Im Geburtshaus Seerose in Braunschweig-Riddagshausen wurden in 2018 20 Kinder entbunden.

Zu Frage 2:

Der Engpass in der Hebammenversorgung ist seit einiger Zeit aus fachlichen, öffentlichen und politischen Diskussionen bekannt. Er wurde beim Frauenpolitischen Neujahrsempfang der Gleichstellungsbeauftragten der Stadt Braunschweig am 26. Januar 2019 thematisiert.  Vertieft wurde das Thema an diesem Tage durch einen Fachvortrag der Hebammenwissenschaftlerin Frau Prof. Dr. Christiane Schwarz von der Universität zu Lübeck. Am 9. Mai fand eine Podiumsdiskussion zur Hebammenversorgung in Braunschweig statt unter dem Motto "Gute Geburt! In Braunschweig eine Glückssache?". Einladende waren pro familia Beratungsstelle Braunschweig, Hebammenverband Niedersachsen e. V., Diakonie im Braunschweiger Land, Sozialdienst katholischer Frauen e.V. (SkF), Beratungsstelle Achtung! Leben und die Gleichstellungsbeauftragte der Stadt Braunschweig.

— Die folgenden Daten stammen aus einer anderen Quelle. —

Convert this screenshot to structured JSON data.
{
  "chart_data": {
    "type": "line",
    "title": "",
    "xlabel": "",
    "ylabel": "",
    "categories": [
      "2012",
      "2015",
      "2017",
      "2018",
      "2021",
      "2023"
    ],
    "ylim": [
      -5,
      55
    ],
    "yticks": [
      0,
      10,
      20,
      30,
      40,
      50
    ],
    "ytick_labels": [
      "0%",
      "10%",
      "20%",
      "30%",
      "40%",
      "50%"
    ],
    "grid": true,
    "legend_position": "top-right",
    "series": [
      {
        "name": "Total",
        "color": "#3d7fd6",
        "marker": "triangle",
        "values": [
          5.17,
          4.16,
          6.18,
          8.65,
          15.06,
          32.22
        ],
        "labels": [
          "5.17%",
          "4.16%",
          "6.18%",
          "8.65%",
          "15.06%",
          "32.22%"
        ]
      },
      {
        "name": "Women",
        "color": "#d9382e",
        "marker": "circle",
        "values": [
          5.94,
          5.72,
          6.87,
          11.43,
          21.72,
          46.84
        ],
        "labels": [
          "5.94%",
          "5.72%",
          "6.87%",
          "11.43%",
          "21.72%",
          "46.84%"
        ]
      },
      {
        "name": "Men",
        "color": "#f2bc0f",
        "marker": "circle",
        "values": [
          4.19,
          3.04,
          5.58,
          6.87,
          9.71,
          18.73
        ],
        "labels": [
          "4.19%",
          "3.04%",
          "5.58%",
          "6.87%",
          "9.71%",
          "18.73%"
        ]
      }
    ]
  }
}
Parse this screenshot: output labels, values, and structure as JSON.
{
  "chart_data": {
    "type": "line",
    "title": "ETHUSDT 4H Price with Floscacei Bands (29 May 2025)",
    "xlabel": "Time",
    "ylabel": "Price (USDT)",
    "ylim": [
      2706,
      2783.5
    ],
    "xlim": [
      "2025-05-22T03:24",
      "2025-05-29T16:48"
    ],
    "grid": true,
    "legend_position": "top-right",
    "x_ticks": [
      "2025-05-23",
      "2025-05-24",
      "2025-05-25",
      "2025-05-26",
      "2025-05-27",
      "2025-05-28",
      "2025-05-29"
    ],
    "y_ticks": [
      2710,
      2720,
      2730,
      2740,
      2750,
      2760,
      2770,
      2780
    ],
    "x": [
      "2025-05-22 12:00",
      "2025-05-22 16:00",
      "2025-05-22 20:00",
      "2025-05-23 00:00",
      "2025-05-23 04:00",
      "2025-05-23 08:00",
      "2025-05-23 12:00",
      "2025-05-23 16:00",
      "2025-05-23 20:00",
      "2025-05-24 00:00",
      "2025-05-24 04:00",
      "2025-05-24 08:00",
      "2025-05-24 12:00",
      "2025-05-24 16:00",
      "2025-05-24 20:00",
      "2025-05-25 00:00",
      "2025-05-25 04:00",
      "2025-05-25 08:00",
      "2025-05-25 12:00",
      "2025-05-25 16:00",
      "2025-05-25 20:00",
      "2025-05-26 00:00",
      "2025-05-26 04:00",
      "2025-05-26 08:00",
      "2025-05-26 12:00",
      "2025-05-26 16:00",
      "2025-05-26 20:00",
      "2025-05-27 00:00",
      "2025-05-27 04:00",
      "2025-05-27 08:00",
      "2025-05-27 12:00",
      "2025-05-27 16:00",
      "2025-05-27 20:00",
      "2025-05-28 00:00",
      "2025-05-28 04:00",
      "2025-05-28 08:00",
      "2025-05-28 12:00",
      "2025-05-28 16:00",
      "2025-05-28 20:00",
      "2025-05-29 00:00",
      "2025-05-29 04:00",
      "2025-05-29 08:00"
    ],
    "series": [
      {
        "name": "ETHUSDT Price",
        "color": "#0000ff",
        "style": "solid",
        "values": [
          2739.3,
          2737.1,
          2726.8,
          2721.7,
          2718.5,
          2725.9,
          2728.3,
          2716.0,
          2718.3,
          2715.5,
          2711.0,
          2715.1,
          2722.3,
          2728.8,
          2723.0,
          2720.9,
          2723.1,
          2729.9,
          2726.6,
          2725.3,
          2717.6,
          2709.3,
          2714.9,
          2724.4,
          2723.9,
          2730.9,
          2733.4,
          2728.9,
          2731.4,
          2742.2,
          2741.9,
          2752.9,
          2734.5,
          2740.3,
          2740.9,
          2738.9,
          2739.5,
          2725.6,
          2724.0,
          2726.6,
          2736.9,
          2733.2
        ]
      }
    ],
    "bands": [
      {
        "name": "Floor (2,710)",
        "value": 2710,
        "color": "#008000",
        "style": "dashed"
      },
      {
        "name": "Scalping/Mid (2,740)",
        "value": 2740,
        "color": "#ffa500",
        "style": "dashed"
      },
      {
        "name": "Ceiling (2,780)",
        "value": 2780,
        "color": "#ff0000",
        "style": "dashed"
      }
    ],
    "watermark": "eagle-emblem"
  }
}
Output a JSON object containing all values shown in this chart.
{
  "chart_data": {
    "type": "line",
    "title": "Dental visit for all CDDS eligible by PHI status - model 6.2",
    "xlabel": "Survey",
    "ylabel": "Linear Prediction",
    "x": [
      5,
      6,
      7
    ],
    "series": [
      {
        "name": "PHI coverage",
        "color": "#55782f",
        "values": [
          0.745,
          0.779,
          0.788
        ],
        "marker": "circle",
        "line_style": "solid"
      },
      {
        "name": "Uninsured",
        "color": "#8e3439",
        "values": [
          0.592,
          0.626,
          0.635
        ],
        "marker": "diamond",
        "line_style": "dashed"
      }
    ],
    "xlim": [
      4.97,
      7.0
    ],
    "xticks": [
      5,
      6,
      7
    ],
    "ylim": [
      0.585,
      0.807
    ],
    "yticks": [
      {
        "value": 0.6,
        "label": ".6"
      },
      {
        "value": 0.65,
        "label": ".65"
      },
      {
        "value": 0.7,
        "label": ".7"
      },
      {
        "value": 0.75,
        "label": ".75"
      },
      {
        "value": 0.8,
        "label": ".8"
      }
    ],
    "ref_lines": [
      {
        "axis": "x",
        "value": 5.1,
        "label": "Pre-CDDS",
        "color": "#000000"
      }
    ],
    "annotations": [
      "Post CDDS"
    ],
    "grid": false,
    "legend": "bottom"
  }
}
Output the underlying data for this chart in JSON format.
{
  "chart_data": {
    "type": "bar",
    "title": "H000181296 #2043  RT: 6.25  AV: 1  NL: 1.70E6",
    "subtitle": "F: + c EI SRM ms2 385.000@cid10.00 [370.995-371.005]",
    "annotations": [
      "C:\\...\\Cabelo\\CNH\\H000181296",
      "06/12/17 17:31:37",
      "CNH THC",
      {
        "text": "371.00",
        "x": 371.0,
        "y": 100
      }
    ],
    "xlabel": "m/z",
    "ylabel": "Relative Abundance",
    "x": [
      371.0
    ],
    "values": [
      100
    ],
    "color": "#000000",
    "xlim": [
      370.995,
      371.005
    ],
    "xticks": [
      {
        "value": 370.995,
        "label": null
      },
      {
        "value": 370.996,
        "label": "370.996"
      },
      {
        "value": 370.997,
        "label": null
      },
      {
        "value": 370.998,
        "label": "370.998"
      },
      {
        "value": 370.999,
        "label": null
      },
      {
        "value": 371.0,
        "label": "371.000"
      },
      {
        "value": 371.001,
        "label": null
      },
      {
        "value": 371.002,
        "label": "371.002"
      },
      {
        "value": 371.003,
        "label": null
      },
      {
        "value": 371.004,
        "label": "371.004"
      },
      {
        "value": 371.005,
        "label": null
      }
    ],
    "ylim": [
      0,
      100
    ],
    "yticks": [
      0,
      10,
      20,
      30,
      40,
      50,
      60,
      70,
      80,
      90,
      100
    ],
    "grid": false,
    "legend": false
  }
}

Teilnehmer bei der Podiumsdiskussion unter der Moderation der Gleichstellungsbeauftragten der Stadt Braunschweig waren: Frau Dr. Carola Reimann (MS), Frau Dr. Arbogast, Dez. V Stadt Braunschweig, Frau Bujny (Vorsitzende des Niedersächsischen Hebammenverbandes), Herr Heller, Pflegedirektor Klinikum Braunschweig, Herr Dr. Kleinschmidt, KVN.

Diese Podiumsdiskussion stellt eine Auftaktveranstaltung zur Verbesserung der Hebammenversorgung in Braunschweig dar.

Es gibt diverse Unterstützungsprogramme über den Niedersächsischen Hebammenverband und die Kliniken in Braunschweig. Finanzielle Maßnahmen zur Unterstützung von Hebammen wie in Wolfsburg oder Gifhorn gibt es seitens der Stadt Braunschweig jedoch nicht.

Zu Frage 3:

Konkrete Unterstützungsleistungen seitens der Stadt Braunschweig gibt es bislang nicht. Sie beschäftigt sich allerdings intensiv mit der Thematik. Konkret wird die Gründung eines Runden Tisches in Braunschweig zur Verbesserung der Hebammenversorgung vorbereitet.